C’est bizarre, ça fait bizarre, légèrement, de découvrir le premier long métrage de Joachim Trier après avoir vu tous ses autres, à rebours de ce que l’on connaît désormais de son style et de ses thématiques. Et après avoir été emporté, et te laissant à chaque fois avec un souffle au cœur même quand t’y penses, ou quand t’y repenses, ou quand t’as envie de le revoir et que tu le revois, évidemment, par la beauté et la mélancolie languides d’Oslo, 31 août, mais après avoir été déçu ensuite, un peu, pas mal, par Back home et par Thelma. Et puis séduit, à nouveau, par le pétillant Julie (en 12 chapitres) qui sortira mi-octobre.
Nouvelle donne, c’est l’histoire de deux amis aspirants écrivains, si possible grands écrivains, qui le même jour envoient leur manuscrit à une maison d’édition. Celui d’Erik est rejeté. Celui de Phillip est retenu et publié. On l’encense. Phillip en fait une dépression. Six mois plus tard, Erik et ses amis vont chercher Phillip à sa sortie d’un institut psychiatrique. Phillip a tiré un trait sur l’écriture, tandis qu’Erik a continué dans cette voie-là. C’est l’heure des mises au point, des mises en doute et des remises en question… Trier et son complice Eskil Vogt ont concocté une comédie douce-amère qui parle d’une jeunesse qui bouillonne mais qui se cherche, arpentant sans relâche les champs du possible (la vie, les amis, les amours, les emmerdes, le rock, la création littéraire…) en quête de quelque chose qui aurait un sens, d’une évidence soudain.

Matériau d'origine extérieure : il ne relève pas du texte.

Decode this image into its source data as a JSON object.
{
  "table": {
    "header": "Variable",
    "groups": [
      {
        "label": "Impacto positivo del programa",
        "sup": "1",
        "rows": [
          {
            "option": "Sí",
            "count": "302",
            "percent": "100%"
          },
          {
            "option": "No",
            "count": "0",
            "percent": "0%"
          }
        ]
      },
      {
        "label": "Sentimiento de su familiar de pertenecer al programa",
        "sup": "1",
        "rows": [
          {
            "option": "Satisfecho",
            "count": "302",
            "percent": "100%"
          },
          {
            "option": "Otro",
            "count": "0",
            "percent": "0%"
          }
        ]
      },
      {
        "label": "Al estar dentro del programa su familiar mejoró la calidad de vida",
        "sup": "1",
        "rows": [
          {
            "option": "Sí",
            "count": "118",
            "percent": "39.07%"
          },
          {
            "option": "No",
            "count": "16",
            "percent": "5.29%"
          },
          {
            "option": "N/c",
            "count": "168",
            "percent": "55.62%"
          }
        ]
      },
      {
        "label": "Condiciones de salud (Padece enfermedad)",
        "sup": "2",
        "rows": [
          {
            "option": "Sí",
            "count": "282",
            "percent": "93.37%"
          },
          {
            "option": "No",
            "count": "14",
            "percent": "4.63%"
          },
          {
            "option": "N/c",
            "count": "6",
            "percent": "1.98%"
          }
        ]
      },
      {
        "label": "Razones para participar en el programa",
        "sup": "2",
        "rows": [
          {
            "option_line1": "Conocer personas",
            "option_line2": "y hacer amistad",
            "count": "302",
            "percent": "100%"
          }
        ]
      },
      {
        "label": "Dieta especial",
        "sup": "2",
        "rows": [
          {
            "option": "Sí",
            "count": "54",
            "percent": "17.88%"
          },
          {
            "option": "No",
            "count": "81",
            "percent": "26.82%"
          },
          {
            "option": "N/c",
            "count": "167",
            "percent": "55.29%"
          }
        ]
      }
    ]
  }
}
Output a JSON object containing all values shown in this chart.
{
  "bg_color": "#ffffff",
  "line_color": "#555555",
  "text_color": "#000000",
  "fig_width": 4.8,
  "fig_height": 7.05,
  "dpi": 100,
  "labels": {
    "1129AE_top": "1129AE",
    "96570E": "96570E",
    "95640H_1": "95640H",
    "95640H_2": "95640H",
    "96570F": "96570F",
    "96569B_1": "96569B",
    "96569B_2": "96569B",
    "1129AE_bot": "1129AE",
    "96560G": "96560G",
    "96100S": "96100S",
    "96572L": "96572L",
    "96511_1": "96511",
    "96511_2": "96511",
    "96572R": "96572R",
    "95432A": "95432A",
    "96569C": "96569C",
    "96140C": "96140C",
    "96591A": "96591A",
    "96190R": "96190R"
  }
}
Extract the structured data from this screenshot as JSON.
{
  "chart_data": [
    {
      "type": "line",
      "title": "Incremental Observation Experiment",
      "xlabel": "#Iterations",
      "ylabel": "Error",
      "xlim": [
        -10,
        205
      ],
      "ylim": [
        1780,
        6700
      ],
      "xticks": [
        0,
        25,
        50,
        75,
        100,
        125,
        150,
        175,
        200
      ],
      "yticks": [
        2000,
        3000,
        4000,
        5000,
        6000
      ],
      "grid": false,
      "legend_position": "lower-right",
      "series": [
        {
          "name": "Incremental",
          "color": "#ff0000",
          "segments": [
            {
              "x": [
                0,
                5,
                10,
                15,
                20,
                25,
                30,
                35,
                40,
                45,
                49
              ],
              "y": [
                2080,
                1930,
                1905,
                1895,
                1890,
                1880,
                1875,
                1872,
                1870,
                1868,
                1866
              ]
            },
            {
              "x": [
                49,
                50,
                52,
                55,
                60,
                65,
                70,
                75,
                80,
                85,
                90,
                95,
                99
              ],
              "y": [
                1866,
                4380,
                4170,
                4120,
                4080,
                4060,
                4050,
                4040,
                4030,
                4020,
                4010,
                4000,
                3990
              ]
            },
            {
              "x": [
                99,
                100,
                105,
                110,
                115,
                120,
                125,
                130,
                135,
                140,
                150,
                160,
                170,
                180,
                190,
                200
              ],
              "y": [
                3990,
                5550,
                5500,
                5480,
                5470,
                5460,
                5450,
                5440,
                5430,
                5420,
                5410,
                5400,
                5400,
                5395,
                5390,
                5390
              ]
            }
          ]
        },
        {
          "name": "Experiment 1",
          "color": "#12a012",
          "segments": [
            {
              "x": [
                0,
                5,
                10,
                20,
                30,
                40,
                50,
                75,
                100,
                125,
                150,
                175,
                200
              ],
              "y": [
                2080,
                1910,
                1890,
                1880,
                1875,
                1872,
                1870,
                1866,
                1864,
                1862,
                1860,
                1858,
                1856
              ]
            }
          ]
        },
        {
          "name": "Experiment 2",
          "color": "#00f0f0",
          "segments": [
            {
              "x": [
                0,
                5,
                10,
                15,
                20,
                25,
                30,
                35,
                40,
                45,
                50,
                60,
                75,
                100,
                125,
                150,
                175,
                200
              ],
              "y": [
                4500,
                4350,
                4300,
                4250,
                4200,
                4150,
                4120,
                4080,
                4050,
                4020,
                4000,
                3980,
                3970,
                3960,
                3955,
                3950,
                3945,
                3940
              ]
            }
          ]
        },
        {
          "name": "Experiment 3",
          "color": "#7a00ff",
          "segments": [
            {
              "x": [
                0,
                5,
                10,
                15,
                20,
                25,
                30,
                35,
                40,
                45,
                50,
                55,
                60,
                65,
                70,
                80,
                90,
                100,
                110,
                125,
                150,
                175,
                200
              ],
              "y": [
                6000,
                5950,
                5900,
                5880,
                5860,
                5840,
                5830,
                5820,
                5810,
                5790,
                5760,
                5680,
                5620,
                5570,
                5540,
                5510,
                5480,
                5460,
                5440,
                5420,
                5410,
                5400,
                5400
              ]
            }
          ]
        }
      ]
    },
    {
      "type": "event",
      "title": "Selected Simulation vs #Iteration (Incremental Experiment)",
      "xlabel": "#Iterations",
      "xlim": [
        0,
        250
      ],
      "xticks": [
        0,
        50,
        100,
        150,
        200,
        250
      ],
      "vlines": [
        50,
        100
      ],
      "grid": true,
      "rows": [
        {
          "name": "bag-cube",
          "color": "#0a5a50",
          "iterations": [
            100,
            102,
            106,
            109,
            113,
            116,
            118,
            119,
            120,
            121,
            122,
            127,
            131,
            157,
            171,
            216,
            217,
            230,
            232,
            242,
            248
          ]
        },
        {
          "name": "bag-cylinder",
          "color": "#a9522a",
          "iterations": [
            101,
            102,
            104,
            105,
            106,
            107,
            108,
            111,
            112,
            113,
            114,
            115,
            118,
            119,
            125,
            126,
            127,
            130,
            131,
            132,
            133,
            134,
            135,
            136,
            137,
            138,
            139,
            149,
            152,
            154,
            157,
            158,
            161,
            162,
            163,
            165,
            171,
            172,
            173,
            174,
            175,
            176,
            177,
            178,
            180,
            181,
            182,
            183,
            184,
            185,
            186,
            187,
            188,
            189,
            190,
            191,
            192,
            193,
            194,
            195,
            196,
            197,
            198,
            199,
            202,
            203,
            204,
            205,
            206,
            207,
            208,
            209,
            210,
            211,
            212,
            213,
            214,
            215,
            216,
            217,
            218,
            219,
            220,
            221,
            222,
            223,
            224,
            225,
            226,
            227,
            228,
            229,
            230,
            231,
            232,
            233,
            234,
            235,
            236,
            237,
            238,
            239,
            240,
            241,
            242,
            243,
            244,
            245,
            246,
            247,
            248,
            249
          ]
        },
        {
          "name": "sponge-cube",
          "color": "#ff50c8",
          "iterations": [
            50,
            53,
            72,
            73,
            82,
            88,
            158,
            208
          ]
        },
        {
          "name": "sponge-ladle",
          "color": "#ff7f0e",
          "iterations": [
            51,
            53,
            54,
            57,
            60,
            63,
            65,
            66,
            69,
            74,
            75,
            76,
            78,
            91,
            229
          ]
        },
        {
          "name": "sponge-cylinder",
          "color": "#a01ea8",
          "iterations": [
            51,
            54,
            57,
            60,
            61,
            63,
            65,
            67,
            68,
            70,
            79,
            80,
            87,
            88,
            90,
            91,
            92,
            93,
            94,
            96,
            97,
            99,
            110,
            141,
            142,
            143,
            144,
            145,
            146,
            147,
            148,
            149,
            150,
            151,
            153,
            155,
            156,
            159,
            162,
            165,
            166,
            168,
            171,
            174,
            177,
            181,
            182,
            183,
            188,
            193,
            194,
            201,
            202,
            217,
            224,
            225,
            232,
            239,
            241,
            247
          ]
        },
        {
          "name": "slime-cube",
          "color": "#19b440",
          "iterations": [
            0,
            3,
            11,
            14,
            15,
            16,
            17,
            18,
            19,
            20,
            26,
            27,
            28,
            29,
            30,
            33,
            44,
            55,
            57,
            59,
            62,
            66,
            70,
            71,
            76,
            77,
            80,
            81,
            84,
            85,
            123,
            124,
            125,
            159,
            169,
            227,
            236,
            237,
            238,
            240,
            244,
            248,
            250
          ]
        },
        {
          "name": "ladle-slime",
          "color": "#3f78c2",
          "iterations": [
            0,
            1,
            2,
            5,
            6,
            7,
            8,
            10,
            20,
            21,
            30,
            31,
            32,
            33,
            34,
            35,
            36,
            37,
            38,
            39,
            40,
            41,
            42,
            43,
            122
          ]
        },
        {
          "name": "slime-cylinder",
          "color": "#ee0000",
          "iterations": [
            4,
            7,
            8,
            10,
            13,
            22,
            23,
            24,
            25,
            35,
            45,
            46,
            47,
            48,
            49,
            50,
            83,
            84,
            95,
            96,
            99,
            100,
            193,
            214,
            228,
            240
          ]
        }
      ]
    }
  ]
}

Voir Nouvelle donne à l’aune d’Oslo, 31 août, que Trier réalisera cinq ans plus tard, et même si cela relève d’une certaine inutilité, voire de la bêtise, c’est appréhender les motifs autant esthétiques que scénaristiques qui jalonneront son cinéma. Un vague à l’âme existentiel diffus ou plus tangible (ou même autodestructeur), une place qui semble impossible à tenir dans le monde, un rapport aux autres en constant décalage, l’amour de l’art dans tous ses états… Et, dans la forme, un récit qui s’autorise des apartés, des retours en arrière ou des bonds en avant, des digressions et des chemins de traverse. Et Anders Danielsen Lie, qui alors n’avait pas prévu de devenir acteur, faisant des merveilles dans un rôle proche de celui qui le révèlera dans Oslo, 31 août.
Avec Nouvelle donne, Trier avait, a-t-il expliqué, "des ambitions formelles précises. J’étais hanté par le travail d’Alain Resnais et de Tarkovski dans Le miroir. J’étais intéressé par l’espace mental et comment le montrer au cinéma. Jeune, on saute d’une idée à l’autre, le montage est fragmenté". De fait, son film a tendance à s’oublier dans une énergie un peu artificielle, un style foisonnant qui gêne, au début, dans la compréhension des enjeux et la caractérisation des personnages (c’est plus qu’évident dans le traitement narratif, quasi inexistant, des trois amis de Phillip et d’Erik ou, dans une moindre mesure, de Kari, l’amour perdu de Phillip). Cette volonté manifeste d’inventer et de surprendre, à défaut d’emballer complètement pour cette première fois (Oslo, 31 août s’en chargera), n’empêche pas Trier d’arriver à saisir dans un seul et même élan, et à sa façon, spleen aérien et air du temps.